There are also small regions of “labyrinth terrain”. These are maze-like structures (back to the backrooms?) cut by methane rivers, either through dissolving the surface or physically eroding it, and occur in areas of greater rainfall, often near high ground. On Earth, the Indonesian region of Gunungkidul is similar, consisting of limestone hills riddled with horizontal and vertical caves. The fact that this region on Earth is limestone suggests to me that methane rain may be dissolving the solid surface rather than just eroding it, but I’m no geologist.
The majority of the surface is covered by plains.
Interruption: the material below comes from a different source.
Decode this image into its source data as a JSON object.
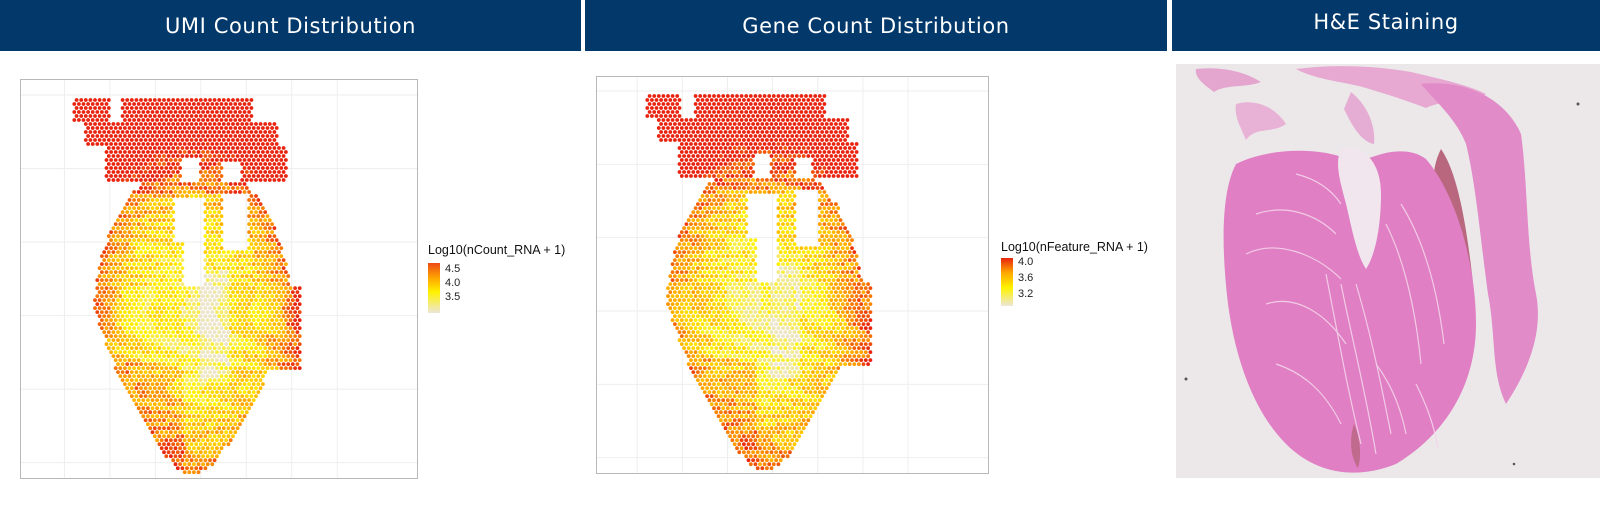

The illumination of Titan’s surface during the day is only 1% of Earth’s. This sounds very dim, but in fact it isn’t. Being around ten times Earth’s distance from the Sun, Titan already receives only a hundredth of the sunlight we get per unit area. Nine-tenths even of this is filtered out by the smog. The photo from ground level taken by the Huygens lander gives a fair impression of the murkiness as it would be seen by someone coming out of the kind of sunlight we experience on Earth, but it should also be remembered that the Sun is around sixty thousand times brighter than Cynthia at maximum brightness, so this is like a world with sixty “full moons” in its sky, and nobody could call that dim. The chances are you wouldn’t even notice after a while, although it would be overcast.
There may be clathrate hydrates in the makeup of the crust. These are also present at the bottom of the sea on Earth, and consist of ice which has “imprisoned” methane molecules in its own molecular cages. On Earth, these present a potential major risk of climate change because methane is such a powerful greenhouse gas that it could raise global temperatures catastrophically. On Titan, this is not an issue due to the low temperature.
The crust is around 150 kilometres thick, which makes the kind of missions suggested to Europa’s or Enceladus’s internal oceans less feasible in Titan’s case. Beneath the ocean, the same kind of process may be occurring as is apparent in the depths of Ganymede, with unusual (for us) allotropes of ice such as the cubic form. On the ocean bed there is probably hydroxide “mud” on top of a large rocky globe.
I feel this is such a huge and involved subject that although there’s still a lot I haven’t covered, some of which is very important, I’m going to stop here. Just be aware that Titan is in some ways as sophisticated and complex as Earth and is far more than just another moon.